The obvious points of connection between classical regimes and modern states are that both possess similarly bounded political communities and the concept of citizenship. Feudal kingdoms, for example, had neither. The differences, meanwhile, are too many to list: slavery! Militarized citizenry! Extreme limitations on suffrage even in democratic cities! And so on. But the most important distinction here has to do with the structure of the modern state. For, ancient political communities largely lacked informal and bureaucratic political structures. Politics was simply what the citizens did; the major differences between those societies had to do with the scope of citizenship, and the privileges that accrued (or didn’t) to the wealthiest of them. As such, there was a fluidity and a dynamism to their political practices that ours lacks by design. During the so-called Mytilenean Debate, as recorded by Thucydides, the citizens of Athens sentence the population of Mytilene to death for rebelling, and then swiftly reconvene to change their minds and spare the vanquished. It is a moment of high drama, and one cannot imagine decisions of such stakes being undertaken so rapidly by the citizenries of modern states.
But again, this same dynamism was also responsible for the ease with which regimes themselves could shift; oligarchies could give way to democracies, as citizens pushed for more rights and privileges; and democracy could give way to tyranny, as individuals of surpassing skill and ambition sought to dominate their erstwhile fellow citizens.
It is this last descent into tyranny that most tends to capture the imaginations of contemporary observers, who liken it to modern despotism, in the form of fascist dictatorship. But again, there are profound differences between ancient Greek cities and modern America, and the bureaucratic character of the modern state works against the fluidity of ancient politics that allowed for these kinds of transitions between regimes. The great motion at the heart of the ancient politics that drove their actions and seemed to impel the instability of their regimes is fundamentally absent for us.
What, Me Worry?
None of this should be taken as Panglossian optimism. There is much to lament about America today, and any number of undesirable futures are possible. We could see a continuation or expansion of militarism abroad that doesn’t necessarily rely upon fascist modes of social organization at home—think the Bush administration after 9/11. We could see deepening racial strife with no particular driver. We could see persistent, low-level conflict along political lines that doesn’t quite rise to the level of civil war. We could see politics decay into bureaucratic sclerosis. We could see growing inequality augmented by scientific advances that makes a mockery of democracy. We could see clientelism driven by ethnic clannishness overtake healthy multiculturalism. I could go on.

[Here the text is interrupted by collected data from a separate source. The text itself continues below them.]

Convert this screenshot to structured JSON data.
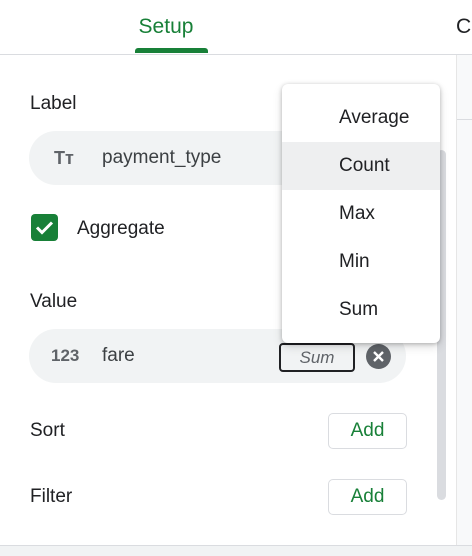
{
  "tabs": [
    {
      "label": "Setup",
      "active": true
    },
    {
      "label": "C",
      "active": false
    }
  ],
  "colors": {
    "accent": "#188038",
    "chip_bg": "#f1f3f4",
    "text": "#202124"
  },
  "label_section": {
    "heading": "Label",
    "field": {
      "icon": "text-type-icon",
      "icon_glyph": "Tт",
      "name": "payment_type"
    }
  },
  "aggregate": {
    "label": "Aggregate",
    "checked": true
  },
  "value_section": {
    "heading": "Value",
    "field": {
      "icon": "number-type-icon",
      "icon_glyph": "123",
      "name": "fare",
      "aggregation": "Sum"
    }
  },
  "sort": {
    "heading": "Sort",
    "add_label": "Add"
  },
  "filter": {
    "heading": "Filter",
    "add_label": "Add"
  },
  "aggregation_menu": {
    "items": [
      "Average",
      "Count",
      "Max",
      "Min",
      "Sum"
    ],
    "highlighted": "Count"
  }
}
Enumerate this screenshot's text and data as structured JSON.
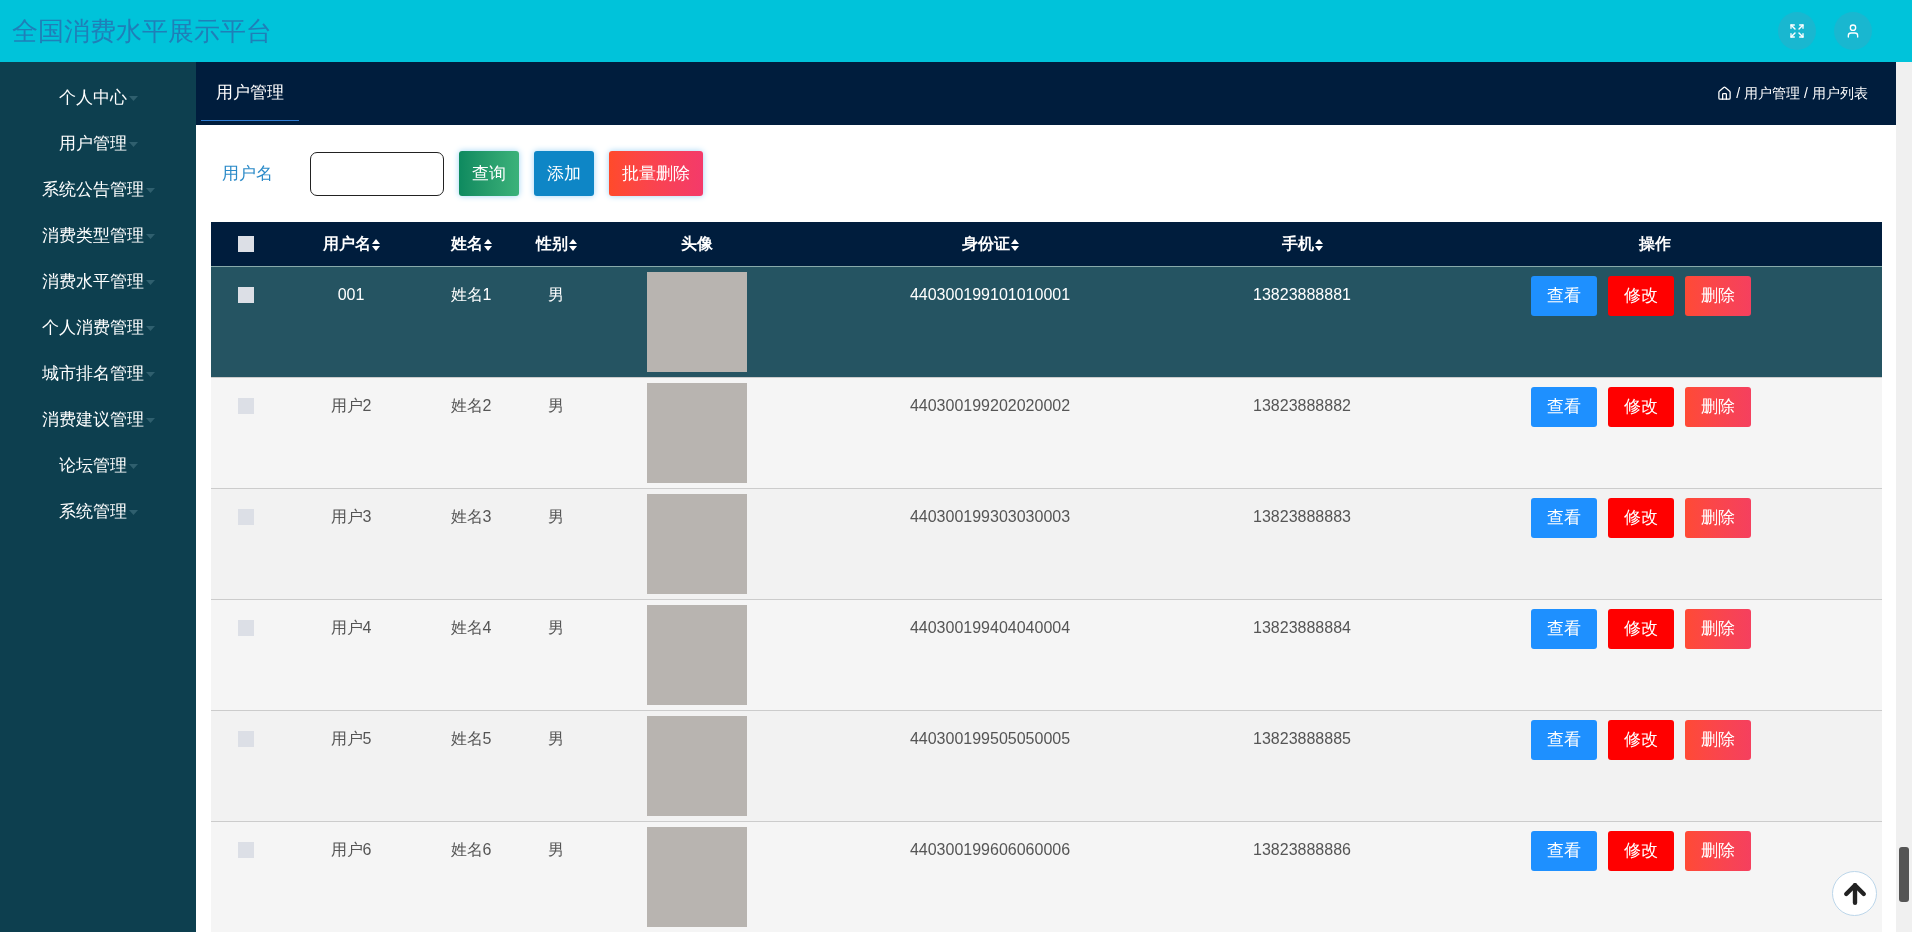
{
  "header": {
    "title": "全国消费水平展示平台"
  },
  "sidebar": {
    "items": [
      {
        "label": "个人中心"
      },
      {
        "label": "用户管理"
      },
      {
        "label": "系统公告管理"
      },
      {
        "label": "消费类型管理"
      },
      {
        "label": "消费水平管理"
      },
      {
        "label": "个人消费管理"
      },
      {
        "label": "城市排名管理"
      },
      {
        "label": "消费建议管理"
      },
      {
        "label": "论坛管理"
      },
      {
        "label": "系统管理"
      }
    ]
  },
  "tabs": [
    {
      "label": "用户管理",
      "selected": true
    }
  ],
  "breadcrumb": [
    {
      "separator": "/",
      "label": "用户管理"
    },
    {
      "separator": "/",
      "label": "用户列表"
    }
  ],
  "search": {
    "label": "用户名",
    "buttons": [
      {
        "label": "查询",
        "kind": "search"
      },
      {
        "label": "添加",
        "kind": "add"
      },
      {
        "label": "批量删除",
        "kind": "delete"
      }
    ]
  },
  "table": {
    "select_all_checked": false,
    "columns": [
      {
        "label": "用户名",
        "sortable": true
      },
      {
        "label": "姓名",
        "sortable": true
      },
      {
        "label": "性别",
        "sortable": true
      },
      {
        "label": "头像",
        "sortable": false
      },
      {
        "label": "身份证",
        "sortable": true
      },
      {
        "label": "手机",
        "sortable": true
      },
      {
        "label": "操作",
        "sortable": false
      }
    ],
    "rows": [
      {
        "checked": false,
        "username": "001",
        "name": "姓名1",
        "gender": "男",
        "id_card": "440300199101010001",
        "phone": "13823888881",
        "hovered": true,
        "actions": [
          {
            "label": "查看",
            "kind": "view"
          },
          {
            "label": "修改",
            "kind": "edit"
          },
          {
            "label": "删除",
            "kind": "delete"
          }
        ]
      },
      {
        "checked": false,
        "username": "用户2",
        "name": "姓名2",
        "gender": "男",
        "id_card": "440300199202020002",
        "phone": "13823888882",
        "hovered": false,
        "actions": [
          {
            "label": "查看",
            "kind": "view"
          },
          {
            "label": "修改",
            "kind": "edit"
          },
          {
            "label": "删除",
            "kind": "delete"
          }
        ]
      },
      {
        "checked": false,
        "username": "用户3",
        "name": "姓名3",
        "gender": "男",
        "id_card": "440300199303030003",
        "phone": "13823888883",
        "hovered": false,
        "actions": [
          {
            "label": "查看",
            "kind": "view"
          },
          {
            "label": "修改",
            "kind": "edit"
          },
          {
            "label": "删除",
            "kind": "delete"
          }
        ]
      },
      {
        "checked": false,
        "username": "用户4",
        "name": "姓名4",
        "gender": "男",
        "id_card": "440300199404040004",
        "phone": "13823888884",
        "hovered": false,
        "actions": [
          {
            "label": "查看",
            "kind": "view"
          },
          {
            "label": "修改",
            "kind": "edit"
          },
          {
            "label": "删除",
            "kind": "delete"
          }
        ]
      },
      {
        "checked": false,
        "username": "用户5",
        "name": "姓名5",
        "gender": "男",
        "id_card": "440300199505050005",
        "phone": "13823888885",
        "hovered": false,
        "actions": [
          {
            "label": "查看",
            "kind": "view"
          },
          {
            "label": "修改",
            "kind": "edit"
          },
          {
            "label": "删除",
            "kind": "delete"
          }
        ]
      },
      {
        "checked": false,
        "username": "用户6",
        "name": "姓名6",
        "gender": "男",
        "id_card": "440300199606060006",
        "phone": "13823888886",
        "hovered": false,
        "actions": [
          {
            "label": "查看",
            "kind": "view"
          },
          {
            "label": "修改",
            "kind": "edit"
          },
          {
            "label": "删除",
            "kind": "delete"
          }
        ]
      }
    ]
  }
}
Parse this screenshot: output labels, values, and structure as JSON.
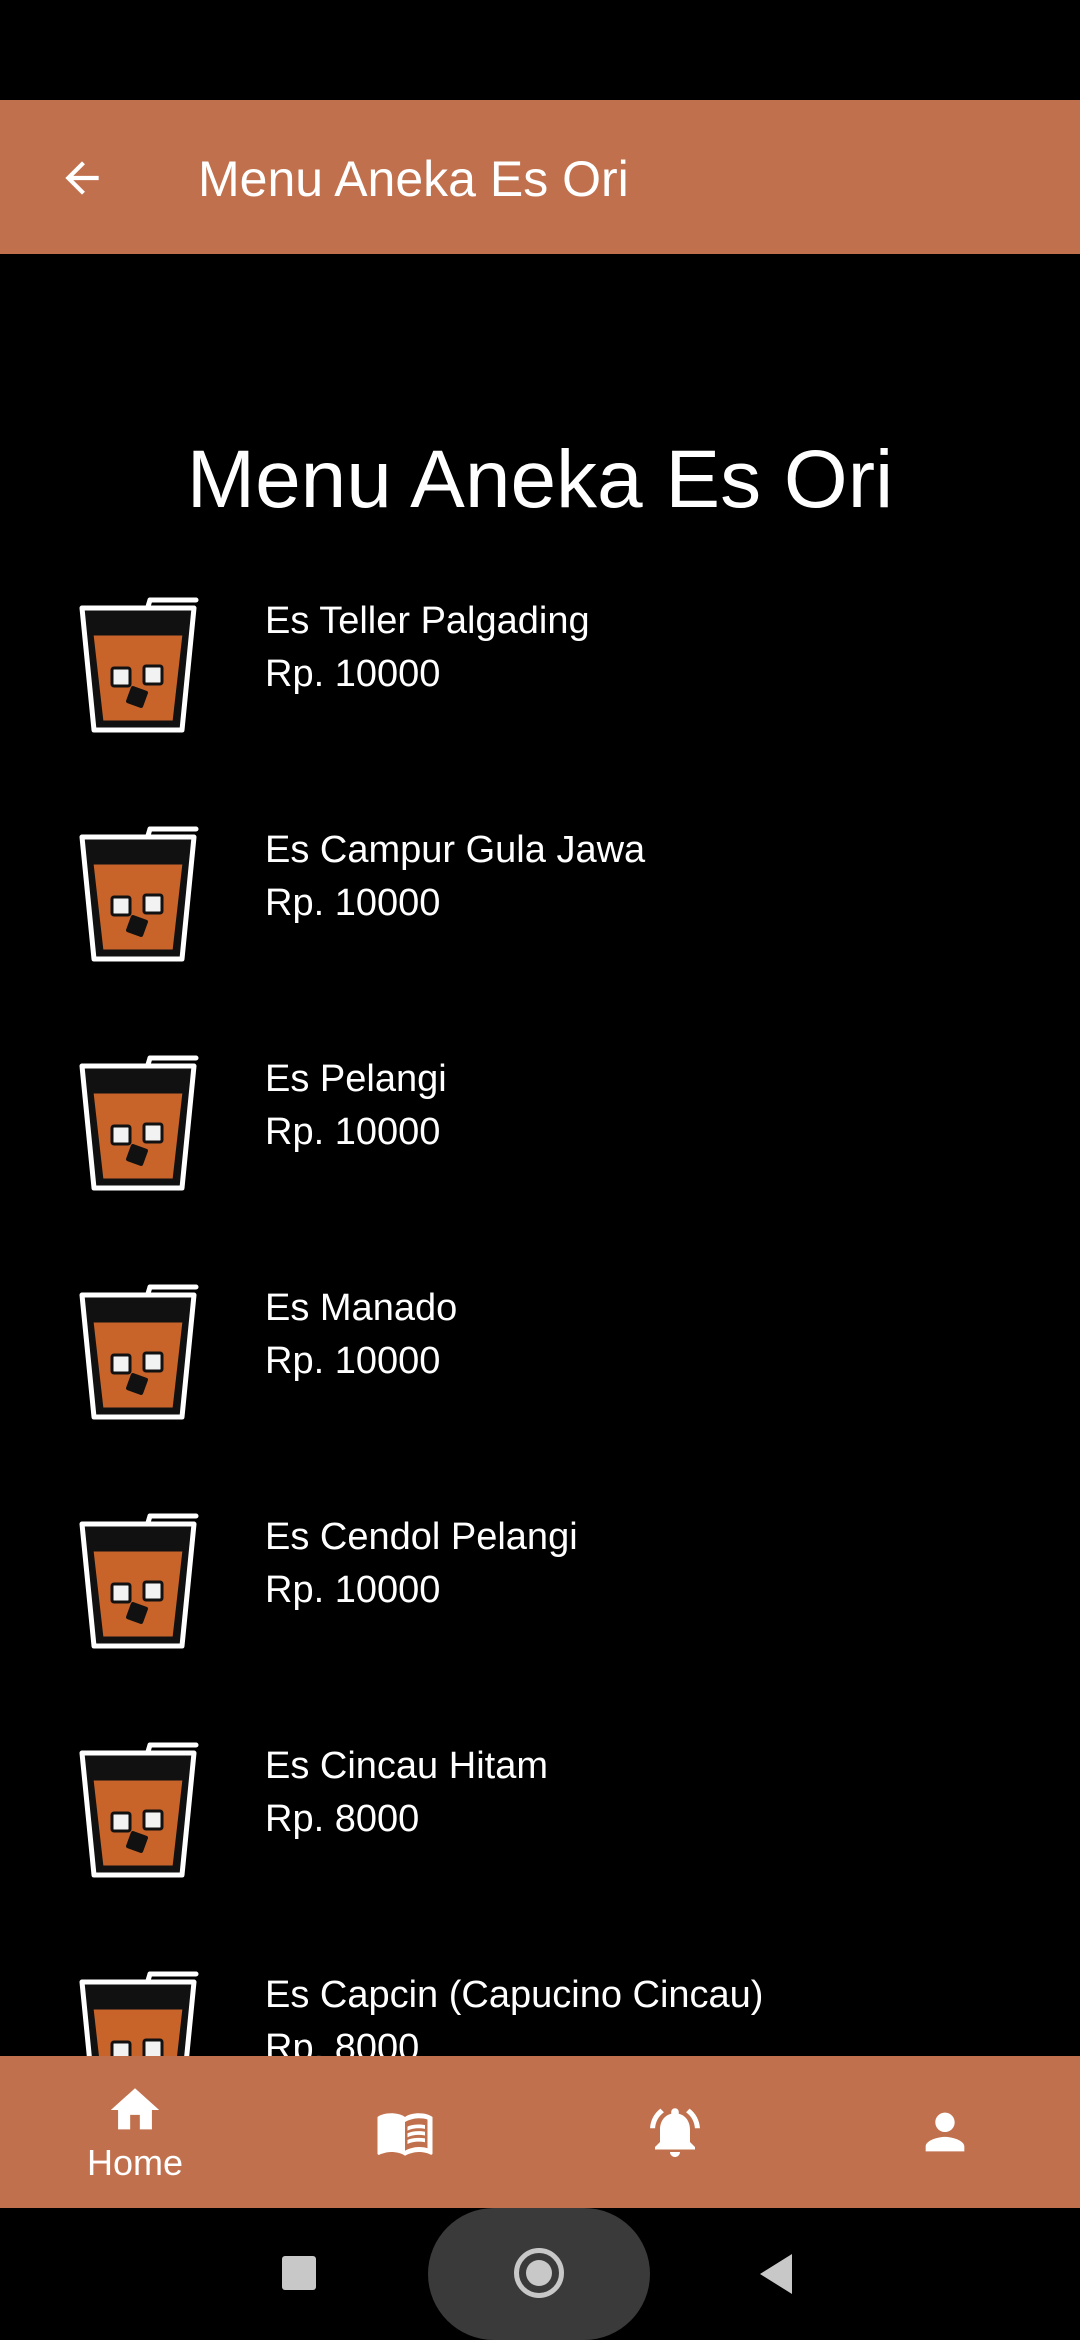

The point is that there are many, many alternatives that are bad in their own ways that are orthogonal to fascism. The endless emphasis on the F-word is the product an impoverished political imagination. It is akin to and often overlaps with those popular historians whose only case study is Munich 1938.
As for Donald Trump himself, calling him a fascist is to ascribe to him far greater political and ideological coherence than he has ever evinced. Or as that great sage Walter from The Big Lebowski put it: “say what you will about the tenets of national socialism, Dude, at least it’s an ethos.”